Depois do genocídio, a saída parcial das tropas, o fim temporário dos bombardeios e a esperança de voltar para seus domicílios são muito importantes. As cenas de alegria quando da divulgação do acordo e ontem e hoje esperando a libertação dos presos políticos mostram que os israelenses apesar de vencerem militarmente não transformaram Gaza em uma cidade submissa, nem muito menos o conjunto do povo palestino. Por isso, Israel proibiu expressões de “júbilo próximas das prisões em que serão libertados, que é uma ação elementar com a libertação de presos políticos, ainda mais em uma sociedade em que 40% da população masculina passaram em algum momento de suas vidas pelos cárceres sionistas.
Mas é preciso o alerta total para as possíveis provocações israelenses ou a intransigência nas negociações para os passos seguintes.
Alertamos que o exército colonial de Israel continua a poucos km de Gaza e poderá voltar a golpear a Faixa, assim como poderá aumentar sua política de ataques mortais na Cisjordânia, buscando “punir” os palestinos que se solidarizaram com seus irmãos de Gaza.

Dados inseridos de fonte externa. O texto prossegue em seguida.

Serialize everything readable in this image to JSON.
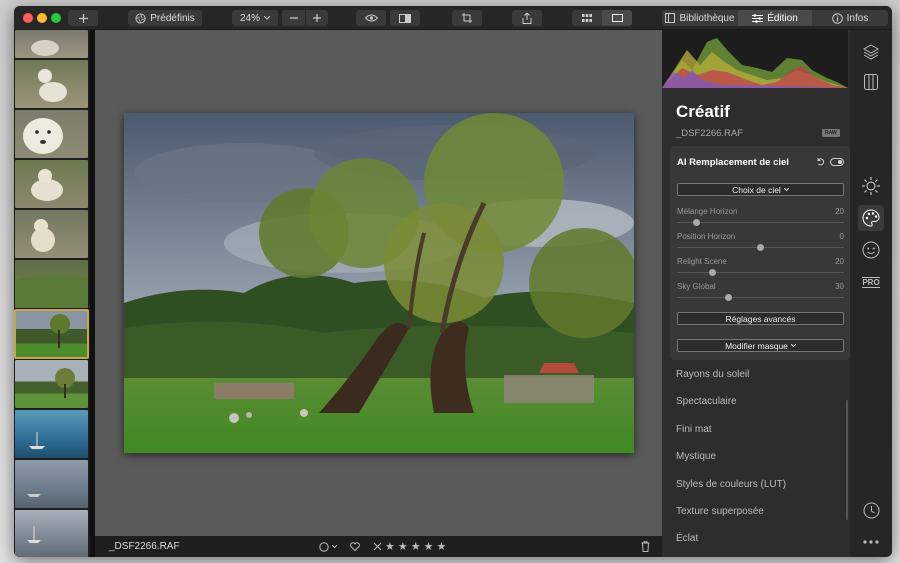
{
  "toolbar": {
    "presets_label": "Prédéfinis",
    "zoom_label": "24%",
    "tab_library": "Bibliothèque",
    "tab_edit": "Édition",
    "tab_info": "Infos"
  },
  "canvas": {
    "filename": "_DSF2266.RAF"
  },
  "panel": {
    "title": "Créatif",
    "filename": "_DSF2266.RAF",
    "raw_badge": "RAW",
    "tool": {
      "title": "AI Remplacement de ciel",
      "sky_choice": "Choix de ciel",
      "sliders": [
        {
          "label": "Mélange Horizon",
          "value": "20",
          "fraction": 0.1
        },
        {
          "label": "Position Horizon",
          "value": "0",
          "fraction": 0.5
        },
        {
          "label": "Relight Scene",
          "value": "20",
          "fraction": 0.2
        },
        {
          "label": "Sky Global",
          "value": "30",
          "fraction": 0.3
        }
      ],
      "advanced_button": "Réglages avancés",
      "mask_button": "Modifier masque"
    },
    "sections": [
      "Rayons du soleil",
      "Spectaculaire",
      "Fini mat",
      "Mystique",
      "Styles de couleurs (LUT)",
      "Texture superposée",
      "Éclat"
    ]
  },
  "rail": {
    "pro_label": "PRO"
  },
  "colors": {
    "accent_selected": "#c9a64b",
    "panel_bg": "#2d2d2d",
    "canvas_bg": "#5a5a5a"
  }
}
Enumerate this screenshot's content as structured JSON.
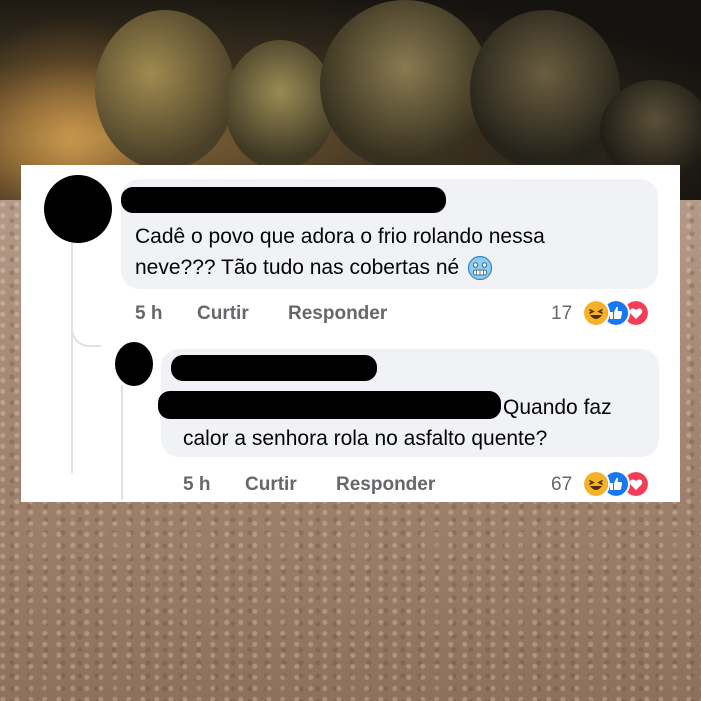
{
  "comment": {
    "text_line1": "Cadê o povo que adora o frio rolando nessa",
    "text_line2": "neve??? Tão tudo nas cobertas né",
    "emoji": "cold-face-emoji",
    "time": "5 h",
    "like_label": "Curtir",
    "reply_label": "Responder",
    "reaction_count": "17",
    "reactions": [
      "haha",
      "like",
      "love"
    ]
  },
  "reply": {
    "text_line1_suffix": "Quando faz",
    "text_line2": "calor a senhora rola no asfalto quente?",
    "time": "5 h",
    "like_label": "Curtir",
    "reply_label": "Responder",
    "reaction_count": "67",
    "reactions": [
      "haha",
      "like",
      "love"
    ]
  },
  "colors": {
    "bubble": "#f0f2f5",
    "meta_text": "#65676b",
    "like_blue": "#1877f2",
    "love_red": "#f33e58",
    "haha_yellow": "#f7b125"
  }
}
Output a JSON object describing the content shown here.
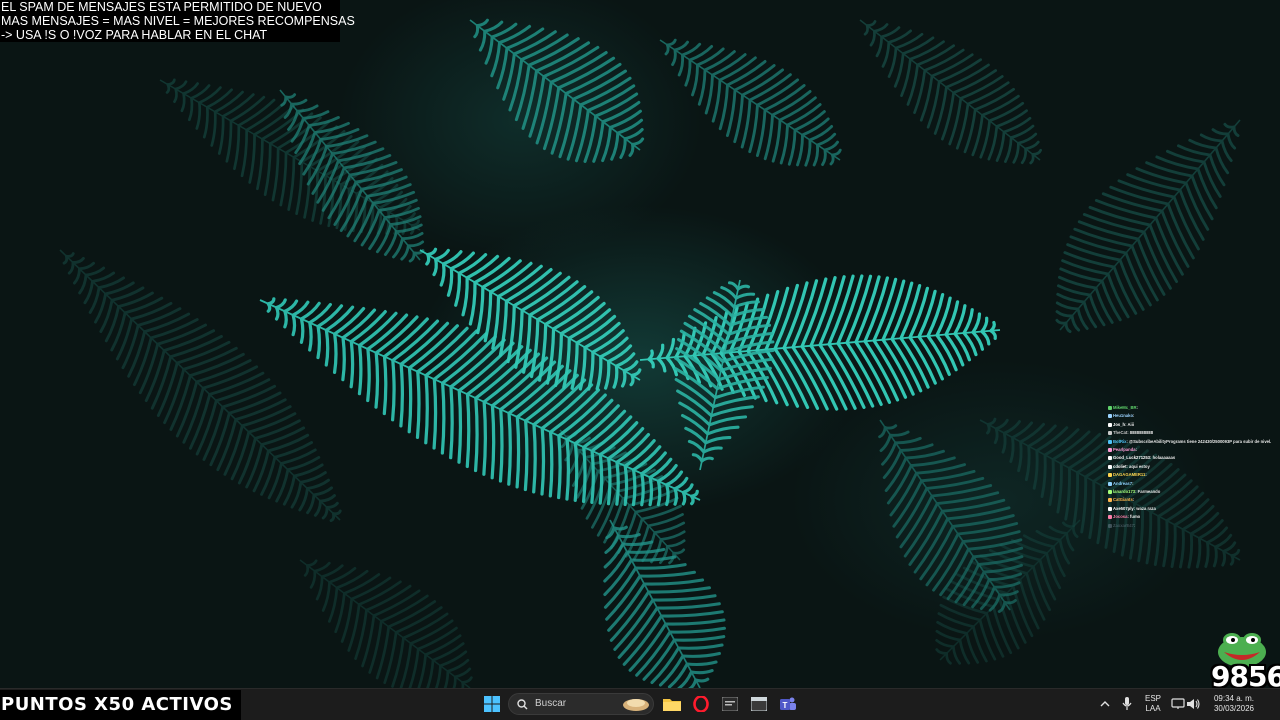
{
  "banner": {
    "line1": "EL SPAM DE MENSAJES ESTA PERMITIDO DE NUEVO",
    "line2": "MAS MENSAJES = MAS NIVEL = MEJORES RECOMPENSAS",
    "line3": "-> USA !S  O !VOZ PARA HABLAR EN EL CHAT"
  },
  "chat": {
    "messages": [
      {
        "user": "MikeMc_BR",
        "text": ": ",
        "color": "#5fd36b"
      },
      {
        "user": "Heu1nako",
        "text": ": ",
        "color": "#9bd3ff"
      },
      {
        "user": "Jos_h",
        "text": ": Aiii",
        "color": "#ffffff"
      },
      {
        "user": "TheCat",
        "text": ": 8888888888",
        "color": "#c9c9c9"
      },
      {
        "user": "BotRix",
        "text": ": @SubscribeAbilityPrograms tiene 242430/2500093P para subir de nivel.",
        "color": "#4fc3f7"
      },
      {
        "user": "Pearlpanda",
        "text": ": ",
        "color": "#ff9ad5"
      },
      {
        "user": "Good_Luck271253",
        "text": ": holaaaaaas",
        "color": "#ffffff"
      },
      {
        "user": "cdoliet",
        "text": ": aqui estoy",
        "color": "#ffffff"
      },
      {
        "user": "DAGAGAMER11",
        "text": ": ",
        "color": "#ffd54f"
      },
      {
        "user": "Andreas7",
        "text": ": ",
        "color": "#8fd3ff"
      },
      {
        "user": "lanardo173",
        "text": ": Farmeando",
        "color": "#a5ff7a"
      },
      {
        "user": "CatGiants",
        "text": ": ",
        "color": "#ffb74d"
      },
      {
        "user": "Axe507ply",
        "text": ": waza raza",
        "color": "#ffffff"
      },
      {
        "user": "Jocosa",
        "text": ": fumo",
        "color": "#ff80ab"
      },
      {
        "user": "ZaxxarE47",
        "text": ": ",
        "color": "#7e8fa0"
      }
    ]
  },
  "overlay": {
    "counter": "9856",
    "points": "PUNTOS X50 ACTIVOS"
  },
  "taskbar": {
    "search_placeholder": "Buscar",
    "lang_line1": "ESP",
    "lang_line2": "LAA",
    "time": "09:34 a. m.",
    "date": "30/03/2026"
  }
}
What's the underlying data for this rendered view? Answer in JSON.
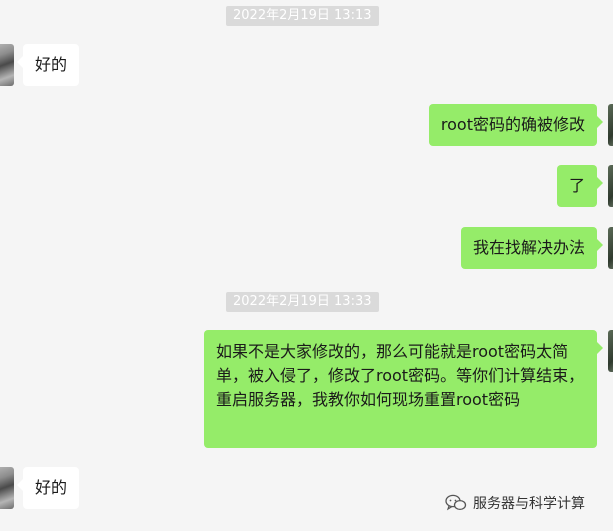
{
  "chat": {
    "timestamps": [
      "2022年2月19日 13:13",
      "2022年2月19日 13:33"
    ],
    "messages": [
      {
        "side": "in",
        "text": "好的"
      },
      {
        "side": "out",
        "text": "root密码的确被修改"
      },
      {
        "side": "out",
        "text": "了"
      },
      {
        "side": "out",
        "text": "我在找解决办法"
      },
      {
        "side": "out",
        "text": "如果不是大家修改的，那么可能就是root密码太简单，被入侵了，修改了root密码。等你们计算结束，重启服务器，我教你如何现场重置root密码"
      },
      {
        "side": "in",
        "text": "好的"
      }
    ]
  },
  "watermark": {
    "icon": "wechat-official-account-icon",
    "text": "服务器与科学计算"
  },
  "colors": {
    "background": "#f5f5f5",
    "outgoing_bubble": "#95ec69",
    "incoming_bubble": "#ffffff",
    "timestamp_bg": "#dadada"
  }
}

Além disso, uma paz durável requer resolver as causas profundas da violência no conflito Israelo-palestino, tais como acabar com a ocupação israelense de todos os territórios palestinos ocupados, com o bloqueio de Gaza, a discriminação racista sofrida pelos palestinos em Israel, o fim da colonização na Cisjordânia e Jerusalém, fontes da violência e desapropriação dos palestinos. Sem esquecer a luta pelo direito de retorno aos refugiados palestinos pela Nakba de 1948, uma luta fundamental do povo palestino e a luta pelos direitos iguais entre judeus e palestinos no que é hoje Israel.
As mobilizações e iniciativas para punir os responsáveis por crimes de guerra e pela ocupação e discriminação dos palestinos devem prosseguir. Esse é o sentido da incriminação de Israel e seus dirigentes nas Cortes Internacionais subordinadas à ONU por crimes de guerra
As mobilizações pelo mundo, particularmente nos EUA, e a mobilização da juventude ajudaram a esta situação de vitória parcial (política e, claro, não militar), mas vamos ver o que acontecerá. A reconstrução de Gaza é um tema muito complicado e, assim como a volta dos deslocados para o Norte da Faixa, são essenciais. O BDS tem sido uma arma fundamental para denunciar e punir os crimes do estado israelense e de suas empresas e instituições e sua importância não cessou de crescer com o genocídio em Gaza. Uma luta particularmente importante tem sido a exigência do fim dos acordos e convênios com empresas que produzem armas ou tecnologia ligada à área militar. No Brasil, temos um caso exemplar: o estado brasileiro abriu uma concorrência para a compra de blindados, no valor de 1 bilhão de reais, que foi vencida pela Elbit, a maior empresa de tecnologia militar israelense. A pressão do BDS fez com que a compra tenha sido suspensa, mas o movimento segue exigindo que seja cancelada.
Por último, na terceira fase do acordo está previsto que tenha grande importância quem governará Gaza. Nem ocupação israelense nem bloqueio, mas eleições livres poderiam ser uma saída.